Gudit (Ge'ez: ጉዲት, Judith) (or Yodit, or Esato, or Ga'wa), is a semi-legendary, non-Christian, Beta Israel queen (flourished c.960) who laid waste to Axum and its countryside, destroyed churches and monuments, and attempted to exterminate the members of the ruling Axumite dynasty. Her deeds are recorded in the oral tradition and mentioned incidentally in various historical accounts.
Information about Gudit is contradictory and incomplete. Paul B. Henze wrote, "She is said to have killed the emperor, ascended the throne herself, and reigned for 40 years. Accounts of her violent misdeeds are still related among peasants in the north Ethiopian countryside." Henze continues in a footnote:
On my first visit to the rock church of Abreha and Atsbeha in eastern Tigray in 1970, I noticed that its intricately carved ceiling was blackened by soot. The priest explained it as the work of Gudit, who had piled the church full of hay and set it ablaze nine centuries before.
There is a tradition that Gudit sacked and burned Debre Damo, which at the time was a treasury and a prison for the male relatives of the king of Ethiopia; this may be an echo of the later capture and sack of Amba Geshen by Ahmed Gragn. Gudit is known as ´Esato in Amharic, which means "fire". Gudit is so related to the destruction of the Axumite Empire, that the name ጉዲት in Amharic is commonly translated as "destruction".
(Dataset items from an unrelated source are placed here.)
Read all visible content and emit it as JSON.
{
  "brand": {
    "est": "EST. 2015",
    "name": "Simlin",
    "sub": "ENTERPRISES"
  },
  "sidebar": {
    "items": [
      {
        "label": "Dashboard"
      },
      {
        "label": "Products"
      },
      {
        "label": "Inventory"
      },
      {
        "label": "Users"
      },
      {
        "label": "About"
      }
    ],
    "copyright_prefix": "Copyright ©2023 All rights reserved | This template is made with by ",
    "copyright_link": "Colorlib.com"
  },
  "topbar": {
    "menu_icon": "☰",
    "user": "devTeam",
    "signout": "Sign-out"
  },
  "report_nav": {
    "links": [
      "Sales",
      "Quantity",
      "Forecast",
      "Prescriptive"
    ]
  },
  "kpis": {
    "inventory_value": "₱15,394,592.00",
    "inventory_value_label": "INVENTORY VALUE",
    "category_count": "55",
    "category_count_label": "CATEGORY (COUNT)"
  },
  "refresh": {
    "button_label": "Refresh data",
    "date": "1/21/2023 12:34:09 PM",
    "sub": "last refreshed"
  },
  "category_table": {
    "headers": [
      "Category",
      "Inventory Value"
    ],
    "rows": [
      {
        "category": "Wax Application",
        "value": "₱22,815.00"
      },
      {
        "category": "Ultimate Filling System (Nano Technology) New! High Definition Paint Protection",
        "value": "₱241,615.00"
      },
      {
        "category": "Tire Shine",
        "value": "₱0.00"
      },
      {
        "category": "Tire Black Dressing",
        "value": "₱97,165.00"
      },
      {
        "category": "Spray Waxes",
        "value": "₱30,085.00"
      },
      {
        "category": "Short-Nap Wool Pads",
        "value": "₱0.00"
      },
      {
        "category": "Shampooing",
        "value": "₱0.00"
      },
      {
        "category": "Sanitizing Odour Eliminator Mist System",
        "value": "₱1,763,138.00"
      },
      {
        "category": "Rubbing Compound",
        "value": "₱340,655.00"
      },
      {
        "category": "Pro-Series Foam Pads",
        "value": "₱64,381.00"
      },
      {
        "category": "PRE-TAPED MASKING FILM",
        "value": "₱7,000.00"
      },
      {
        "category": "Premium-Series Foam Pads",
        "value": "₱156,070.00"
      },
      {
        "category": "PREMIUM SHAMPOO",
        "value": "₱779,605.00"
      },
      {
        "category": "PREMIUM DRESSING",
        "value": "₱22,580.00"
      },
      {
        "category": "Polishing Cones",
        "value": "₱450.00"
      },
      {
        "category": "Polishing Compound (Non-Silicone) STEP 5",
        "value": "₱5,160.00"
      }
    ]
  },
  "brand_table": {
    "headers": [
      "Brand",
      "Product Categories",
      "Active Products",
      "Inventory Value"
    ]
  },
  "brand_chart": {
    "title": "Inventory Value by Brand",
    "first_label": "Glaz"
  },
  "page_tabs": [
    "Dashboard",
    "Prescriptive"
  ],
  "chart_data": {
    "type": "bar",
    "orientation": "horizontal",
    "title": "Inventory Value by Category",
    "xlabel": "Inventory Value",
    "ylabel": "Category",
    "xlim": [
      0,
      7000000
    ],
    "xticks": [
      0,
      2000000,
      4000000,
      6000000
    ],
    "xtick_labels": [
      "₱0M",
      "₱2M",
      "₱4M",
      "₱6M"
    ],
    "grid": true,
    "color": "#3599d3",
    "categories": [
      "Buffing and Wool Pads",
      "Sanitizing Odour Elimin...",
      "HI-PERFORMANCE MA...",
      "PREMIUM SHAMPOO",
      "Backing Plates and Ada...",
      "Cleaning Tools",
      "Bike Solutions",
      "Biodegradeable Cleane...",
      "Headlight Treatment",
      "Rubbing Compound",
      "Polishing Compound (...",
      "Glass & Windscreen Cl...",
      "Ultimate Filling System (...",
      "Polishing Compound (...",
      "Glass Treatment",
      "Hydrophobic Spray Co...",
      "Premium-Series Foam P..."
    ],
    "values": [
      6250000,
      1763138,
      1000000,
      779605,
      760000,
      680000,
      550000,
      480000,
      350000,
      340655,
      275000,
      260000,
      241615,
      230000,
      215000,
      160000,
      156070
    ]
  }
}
Carlo Conti Rossini first proposed that the account of this warrior queen in the History of the Patriarchs of Alexandria, where she was described as Bani al-Hamwiyah, ought to be read as Bani al-Damutah, and argued that she was ruler of the once-powerful kingdom of Damot, and that she was related to one of the indigenous Sidamo peoples of southern Ethiopia. This would agree with the numerous references to matriarchs ruling the Sidamo polities.